Les éclats de mémoire d’Alexandre Blaineau (D’être en ce monde) – entretien
Alexandre Blaineau, né en 1975 en Vendée, est actuellement professeur. En 2010, il a soutenu une thèse à l’université de Rennes-2 : “Chevaux, cavaliers et cavaleries dans l’oeuvre de Xénophon”. Il est l’auteur de divers articles en lien avec les chevaux et l’équitation dans la Grèce antique. Avec D’être en ce monde il s’oriente dans un univers d’exploration plus ambitieuse où se mêlent “des mouvements obscurs / Des pensées de rêve”.
Au moment où tant d’auteurs appellent à un tout doit disparaître, l’auteur revendique un temps recréateur. Par le soupir des pierres, dans l’exploration des ruines jaillissent divers souffles. Parfois sauvages, parois plus apaisés.
Tout devient des histoire de visions. Elles contredisent l’impuissance créatrice grâce à la souveraineté de l’imaginaire en action.
Il reprend le pouvoir pour des révélations inédites. D’une certaine manière il se fait « militant » existentiellement parlant.
Entretien :
Qu’est-ce qui vous fait lever le matin ?
La promesse des possibles.
Que sont devenus vos rêves d’enfant ?
Évaporés dans le grand tout de mon présent.
A quoi avez-vous renoncé ?
Aux ambitions premières, celles qui sont les plus fausses.
D’où venez-vous ?
D’un pays d’ouest où le vent cingle parfois.
Qu’avez-vous reçu en « héritage » ?
Des éclats de mémoire, des paroles douces, et les étés familiaux.
Un petit plaisir – quotidien ou non ?
Regarder le ciel du soir, ses encres et ses vides.
Qu’est-ce qui vous distingue des autres écrivains ?
Je ne sais pas, une manière peut-être d’expérimenter des voies traversières.
Qu’est-ce qui selon vous, vous a poussé à écrire ?
La nécessité de dire pour moi la grande question du monde.
Quelle est la première image qui vous interpella ?
La sérénité de la mer et ses scintillements.
Et votre première lecture ?
Celle de certains visages.
Quelles musiques écoutez-vous ?
Mozart, Bach, Beethoven, Debussy, Vivaldi, la voix de Callas, Miles Davis, Coltrane, Brel, Barbara, Bashung, David Bowie, Eddy de Pretto, Benjamin Biolay, Etienne Daho, …
Quel est le livre que vous aimez relire ?
Les « Illuminations ».
Quel film vous fait pleurer ?
« Tout sur ma mère ».
Quand vous vous regardez dans un miroir qui voyez-vous ?
Mes multiples « moi ».
A qui n’avez-vous jamais osé écrire ?
Aux disparus.
Quel(le) ville ou lieu a pour vous valeur de mythe ?
Athènes.
Quels sont les artistes et écrivains dont vous vous sentez le plus proche ?

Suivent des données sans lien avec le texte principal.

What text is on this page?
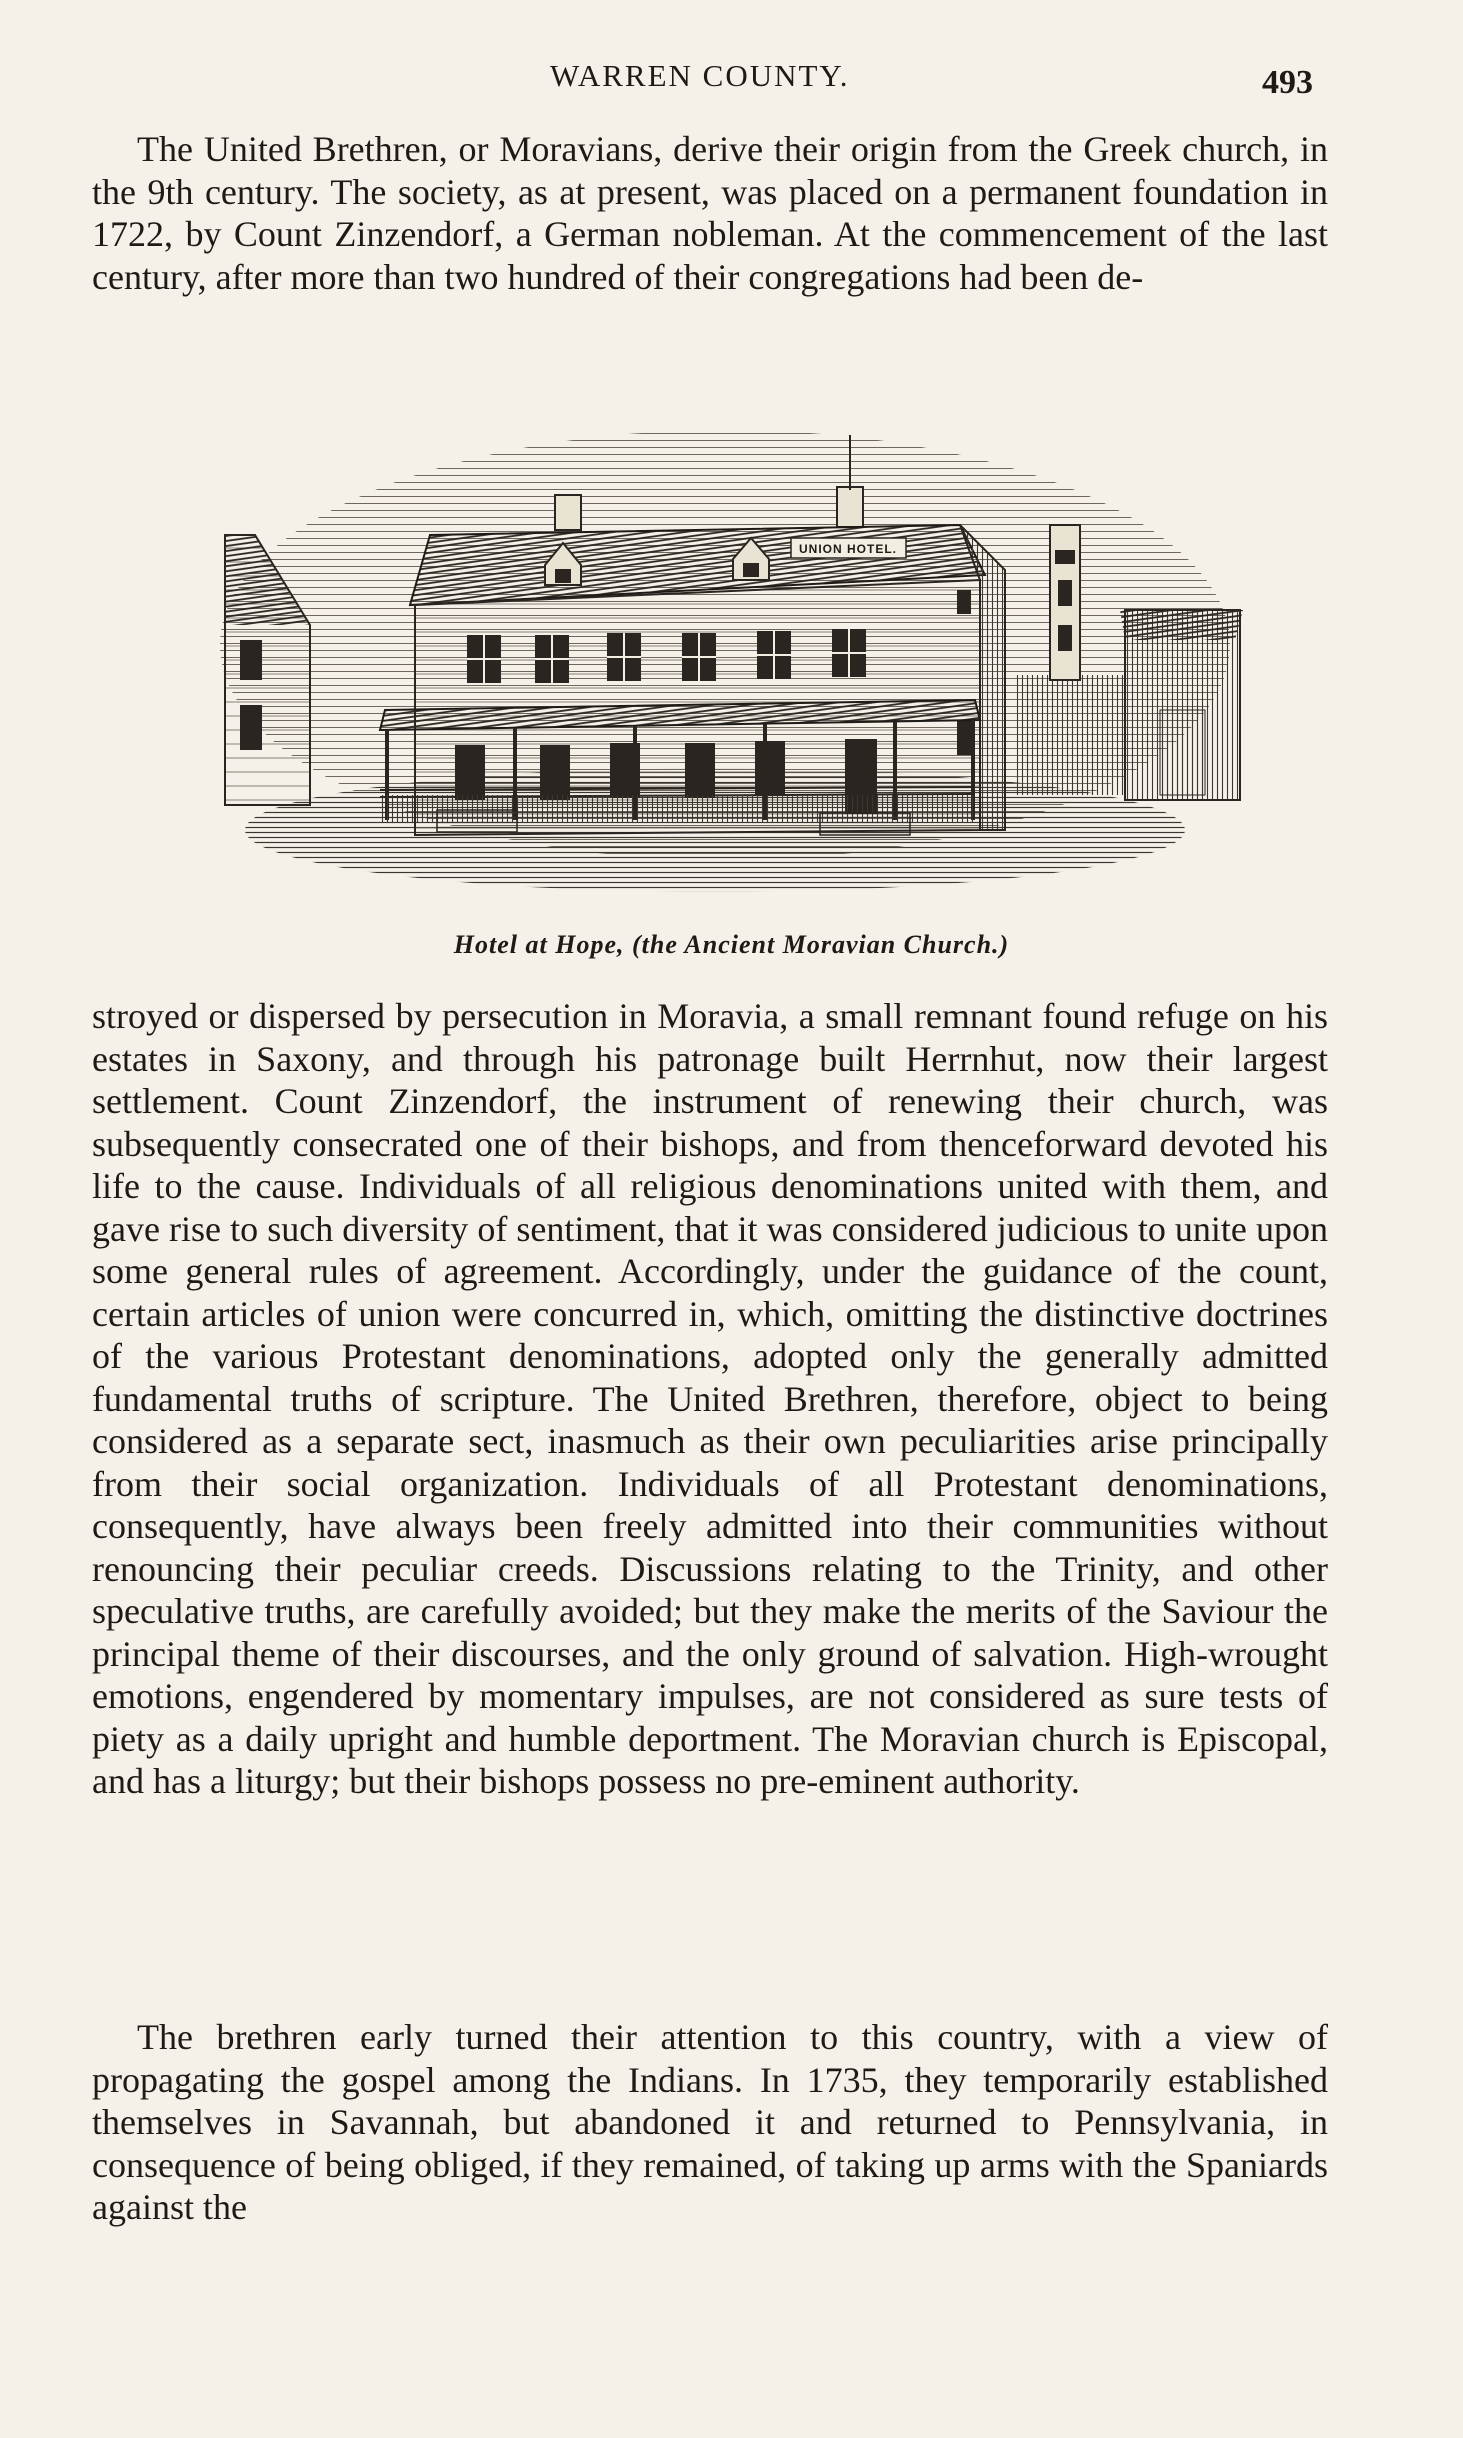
WARREN COUNTY.	493

The United Brethren, or Moravians, derive their origin from the Greek church, in the 9th century. The society, as at present, was placed on a permanent foundation in 1722, by Count Zinzendorf, a German nobleman. At the commencement of the last century, after more than two hundred of their congregations had been de-

UNION HOTEL.
Hotel at Hope, (the Ancient Moravian Church.)

stroyed or dispersed by persecution in Moravia, a small remnant found refuge on his estates in Saxony, and through his patronage built Herrnhut, now their largest settlement. Count Zinzendorf, the instrument of renewing their church, was subsequently consecrated one of their bishops, and from thenceforward devoted his life to the cause. Individuals of all religious denominations united with them, and gave rise to such diversity of sentiment, that it was considered judicious to unite upon some general rules of agreement. Accordingly, under the guidance of the count, certain articles of union were concurred in, which, omitting the distinctive doctrines of the various Protestant denominations, adopted only the generally admitted fundamental truths of scripture. The United Brethren, therefore, object to being considered as a separate sect, inasmuch as their own peculiarities arise principally from their social organization. Individuals of all Protestant denominations, consequently, have always been freely admitted into their communities without renouncing their peculiar creeds. Discussions relating to the Trinity, and other speculative truths, are carefully avoided; but they make the merits of the Saviour the principal theme of their discourses, and the only ground of salvation. High-wrought emotions, engendered by momentary impulses, are not considered as sure tests of piety as a daily upright and humble deportment. The Moravian church is Episcopal, and has a liturgy; but their bishops possess no pre-eminent authority.

The brethren early turned their attention to this country, with a view of propagating the gospel among the Indians. In 1735, they temporarily established themselves in Savannah, but abandoned it and returned to Pennsylvania, in consequence of being obliged, if they remained, of taking up arms with the Spaniards against the
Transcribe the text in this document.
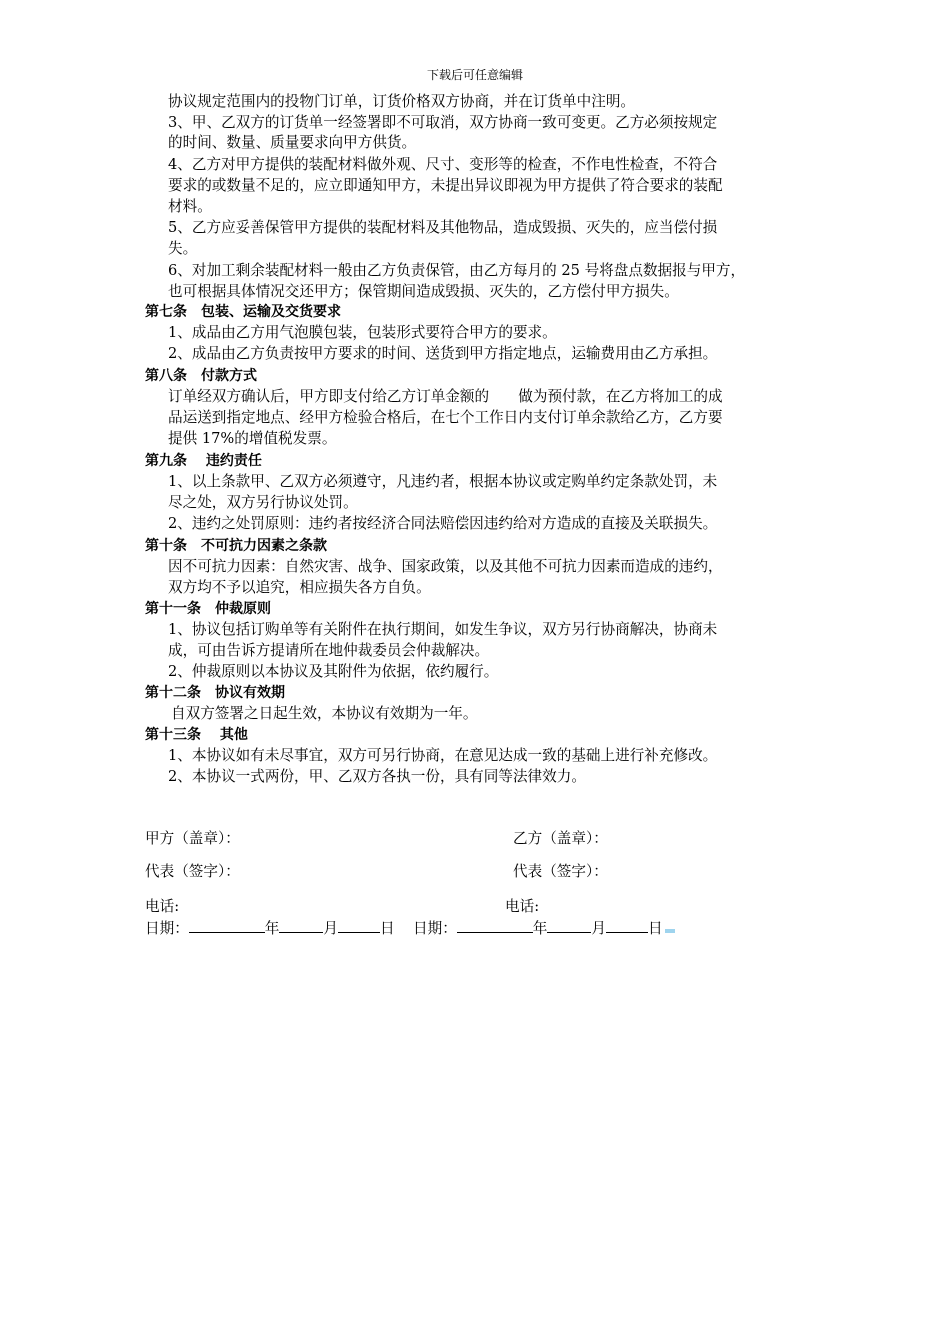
下载后可任意编辑
协议规定范围内的投物门订单，订货价格双方协商，并在订货单中注明。
3、甲、乙双方的订货单一经签署即不可取消，双方协商一致可变更。乙方必须按规定
的时间、数量、质量要求向甲方供货。
4、乙方对甲方提供的装配材料做外观、尺寸、变形等的检查，不作电性检查，不符合
要求的或数量不足的，应立即通知甲方，未提出异议即视为甲方提供了符合要求的装配
材料。
5、乙方应妥善保管甲方提供的装配材料及其他物品，造成毁损、灭失的，应当偿付损
失。
6、对加工剩余装配材料一般由乙方负责保管，由乙方每月的 25 号将盘点数据报与甲方，
也可根据具体情况交还甲方；保管期间造成毁损、灭失的，乙方偿付甲方损失。
第七条　包装、运输及交货要求
1、成品由乙方用气泡膜包装，包装形式要符合甲方的要求。
2、成品由乙方负责按甲方要求的时间、送货到甲方指定地点，运输费用由乙方承担。
第八条　付款方式
订单经双方确认后，甲方即支付给乙方订单金额的　　做为预付款，在乙方将加工的成
品运送到指定地点、经甲方检验合格后，在七个工作日内支付订单余款给乙方，乙方要
提供 17%的增值税发票。
第九条　 违约责任
1、以上条款甲、乙双方必须遵守，凡违约者，根据本协议或定购单约定条款处罚，未
尽之处，双方另行协议处罚。
2、违约之处罚原则：违约者按经济合同法赔偿因违约给对方造成的直接及关联损失。
第十条　不可抗力因素之条款
因不可抗力因素：自然灾害、战争、国家政策，以及其他不可抗力因素而造成的违约，
双方均不予以追究，相应损失各方自负。
第十一条　仲裁原则
1、协议包括订购单等有关附件在执行期间，如发生争议，双方另行协商解决，协商未
成，可由告诉方提请所在地仲裁委员会仲裁解决。
2、仲裁原则以本协议及其附件为依据，依约履行。
第十二条　协议有效期
自双方签署之日起生效，本协议有效期为一年。
第十三条　 其他
1、本协议如有未尽事宜，双方可另行协商，在意见达成一致的基础上进行补充修改。
2、本协议一式两份，甲、乙双方各执一份，具有同等法律效力。
甲方（盖章）：	乙方（盖章）：
代表（签字）：	代表（签字）：
电话:	电话:
日期：	年	月	日 日期：	年	月	日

Cavafy, Soulages, Rimbaud, les peintres de la Grotte Chauvet, Zao Wou-Ki, Caravage, Yourcenar.
Qu’aimeriez-vous recevoir pour votre anniversaire ?
J’aimerais recevoir ceux et celles que j’aime.
Que défendez-vous ?
Les valeurs essentielles – liberté, égalité, solidarité.
Que vous inspire la phrase de Lacan : « L’Amour c’est donner quelque chose qu’on n’a pas à quelqu’un qui n’en veut pas » ?
Selon moi, l’amour c’est l’espace comblé par deux personnes.
Que pensez-vous de celle de W. Allen : « La réponse est oui mais quelle était la question ? »
Je dirais plutôt : « La réponse est dans la question ».
Et si le cœur vous en dit celle de Vialatte : « L’homme n’est que poussière c’est dire l’importance du plumeau » ?
L’homme est poussière d’étoile, c’est dire l’importance de la poésie.
Quelle question ai-je oublié de vous poser ?
Quelle est ma définition de la poésie ? (celle de Char : « La poésie est à la fois parole et provocation silencieuse ».)
Présentation et entretien réalisés par jean-paul gavard-perret pour lelitteraire.com, le 22 septembre 2021.